Outgoing two-term presidents don't often have big roles in their successors' campaigns — it hasn't happened for more than a century, as NPR's Domenico Montanaro has pointed out.
Sometimes that president's low approval plays into how much a president campaigns — John McCain's campaign didn't involve the unpopular George W. Bush much on the campaign trail.
But Bush still spoke at the 2008 Republican convention (though he wasn't there; his speech was piped in via satellite). That happened despite some Republicans who thought he should keep out of the campaign altogether. But Bush spoke at the convention because still other Republicans really did like him, as Bush's former Office of Management and Budget Chairman (and now-Sen.) Rob Portman told the New York Times.
"The president's approval rating among Republicans' base voters who are needed for a successful McCain campaign is relatively high," he said then.

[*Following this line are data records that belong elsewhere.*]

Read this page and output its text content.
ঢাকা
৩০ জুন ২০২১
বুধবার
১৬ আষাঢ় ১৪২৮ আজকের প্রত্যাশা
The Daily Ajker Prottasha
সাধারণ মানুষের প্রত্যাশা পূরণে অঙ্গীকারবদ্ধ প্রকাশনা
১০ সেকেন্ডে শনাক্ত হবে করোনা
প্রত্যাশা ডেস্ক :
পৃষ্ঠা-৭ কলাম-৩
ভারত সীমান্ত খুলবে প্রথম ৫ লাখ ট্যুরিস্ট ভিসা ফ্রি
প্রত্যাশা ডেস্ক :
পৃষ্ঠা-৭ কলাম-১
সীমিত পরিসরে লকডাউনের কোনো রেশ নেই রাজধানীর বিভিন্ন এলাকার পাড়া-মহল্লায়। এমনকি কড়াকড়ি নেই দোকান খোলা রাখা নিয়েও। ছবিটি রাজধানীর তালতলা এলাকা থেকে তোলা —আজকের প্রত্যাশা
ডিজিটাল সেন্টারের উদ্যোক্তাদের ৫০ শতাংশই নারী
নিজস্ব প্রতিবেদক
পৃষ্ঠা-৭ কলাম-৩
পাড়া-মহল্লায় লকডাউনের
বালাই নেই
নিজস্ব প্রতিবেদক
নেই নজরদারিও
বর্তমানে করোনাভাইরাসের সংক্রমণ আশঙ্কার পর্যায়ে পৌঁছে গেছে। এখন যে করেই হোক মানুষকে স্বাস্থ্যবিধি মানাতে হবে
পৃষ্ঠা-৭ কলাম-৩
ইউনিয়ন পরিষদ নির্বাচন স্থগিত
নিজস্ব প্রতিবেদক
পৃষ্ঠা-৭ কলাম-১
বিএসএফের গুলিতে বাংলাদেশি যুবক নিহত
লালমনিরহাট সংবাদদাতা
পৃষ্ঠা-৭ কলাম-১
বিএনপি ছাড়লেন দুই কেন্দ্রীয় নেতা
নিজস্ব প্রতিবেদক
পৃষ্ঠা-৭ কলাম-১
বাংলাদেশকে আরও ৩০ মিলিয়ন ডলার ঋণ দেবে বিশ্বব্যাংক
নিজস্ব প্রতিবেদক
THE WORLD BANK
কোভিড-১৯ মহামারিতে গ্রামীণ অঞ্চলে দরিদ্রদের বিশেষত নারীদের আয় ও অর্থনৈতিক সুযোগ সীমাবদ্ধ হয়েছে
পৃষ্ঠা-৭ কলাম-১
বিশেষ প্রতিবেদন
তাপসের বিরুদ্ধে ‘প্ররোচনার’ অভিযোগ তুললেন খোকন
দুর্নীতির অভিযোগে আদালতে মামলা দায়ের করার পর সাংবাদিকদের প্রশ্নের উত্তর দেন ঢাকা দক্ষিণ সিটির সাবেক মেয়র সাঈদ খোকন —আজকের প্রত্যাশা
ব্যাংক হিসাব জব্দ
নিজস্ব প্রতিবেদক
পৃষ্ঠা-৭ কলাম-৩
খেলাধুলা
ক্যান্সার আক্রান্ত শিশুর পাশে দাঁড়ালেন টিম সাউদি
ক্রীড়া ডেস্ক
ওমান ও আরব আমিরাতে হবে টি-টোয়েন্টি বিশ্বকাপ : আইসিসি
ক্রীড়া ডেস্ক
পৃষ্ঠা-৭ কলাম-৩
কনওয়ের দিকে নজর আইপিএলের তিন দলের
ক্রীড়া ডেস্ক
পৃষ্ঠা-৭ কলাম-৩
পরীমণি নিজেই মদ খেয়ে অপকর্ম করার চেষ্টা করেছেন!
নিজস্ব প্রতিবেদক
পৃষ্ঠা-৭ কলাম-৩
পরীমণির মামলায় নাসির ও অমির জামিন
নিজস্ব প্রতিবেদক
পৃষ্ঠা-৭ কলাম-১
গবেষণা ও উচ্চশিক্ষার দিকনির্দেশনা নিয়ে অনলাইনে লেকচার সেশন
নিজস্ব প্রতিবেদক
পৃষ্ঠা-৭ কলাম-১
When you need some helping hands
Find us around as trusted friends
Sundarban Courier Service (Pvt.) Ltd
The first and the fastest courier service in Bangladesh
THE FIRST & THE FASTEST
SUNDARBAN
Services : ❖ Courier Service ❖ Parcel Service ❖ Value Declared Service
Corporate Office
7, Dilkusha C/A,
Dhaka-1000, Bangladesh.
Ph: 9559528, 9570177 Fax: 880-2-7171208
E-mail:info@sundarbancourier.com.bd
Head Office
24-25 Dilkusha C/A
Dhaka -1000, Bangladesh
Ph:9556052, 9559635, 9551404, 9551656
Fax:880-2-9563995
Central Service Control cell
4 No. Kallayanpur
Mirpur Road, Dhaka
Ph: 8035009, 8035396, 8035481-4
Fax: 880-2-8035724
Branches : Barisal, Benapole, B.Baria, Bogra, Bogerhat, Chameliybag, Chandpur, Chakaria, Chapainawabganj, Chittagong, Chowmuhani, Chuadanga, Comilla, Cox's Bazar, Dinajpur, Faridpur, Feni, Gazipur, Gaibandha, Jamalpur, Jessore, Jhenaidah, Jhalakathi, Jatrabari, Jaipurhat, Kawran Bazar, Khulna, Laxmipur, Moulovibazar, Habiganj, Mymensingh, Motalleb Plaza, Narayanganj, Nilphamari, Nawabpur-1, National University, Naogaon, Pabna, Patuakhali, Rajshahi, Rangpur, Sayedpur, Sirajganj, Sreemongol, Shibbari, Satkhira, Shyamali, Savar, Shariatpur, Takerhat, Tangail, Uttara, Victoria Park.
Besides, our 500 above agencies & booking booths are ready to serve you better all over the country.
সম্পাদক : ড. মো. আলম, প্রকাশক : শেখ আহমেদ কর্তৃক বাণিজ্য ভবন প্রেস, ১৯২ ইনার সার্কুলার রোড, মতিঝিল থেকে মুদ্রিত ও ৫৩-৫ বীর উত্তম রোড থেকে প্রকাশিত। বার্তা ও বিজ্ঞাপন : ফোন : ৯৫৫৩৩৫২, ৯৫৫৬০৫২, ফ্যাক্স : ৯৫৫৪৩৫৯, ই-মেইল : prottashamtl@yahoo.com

That meant the McCain campaign was trying to walk a thin line, as the Times' Sheryl Gay Stolberg wrote at the time — not aligning McCain too closely with Bush, but also not pushing Bush (and his base) away.
Meanwhile, it's not that a superpopular president comes without risks. As NPR reported during Al Gore's nominating convention in 2000, "many were hopeful going into the convention that [Bill] Clinton, the more accomplished orator of the two, would not deliver a speech that would overshadow Gore's own acceptance speech Thursday night."
Obama occupies the middle ground: He isn't as deeply unpopular as George W. Bush in 2008 or as Harry Truman in 1952, nor is he Bill Clinton 2000 or Ronald Reagan 1988.
One of his roles Wednesday night will be the role that many other speakers here in Philadelphia have tried to play: to create more party unity. And though Obama isn't broadly popular, Democrats love him — his approval rating within his party is in the upper 80s. When Obama's photo briefly came on in the Philadelphia arena on Tuesday night — one in a long string of presidential photos — the crowd broke into thunderous cheers.
Obama largely unites Democrats — that may mean he could reach Sanders supporters who are reluctant to support Hillary Clinton in November.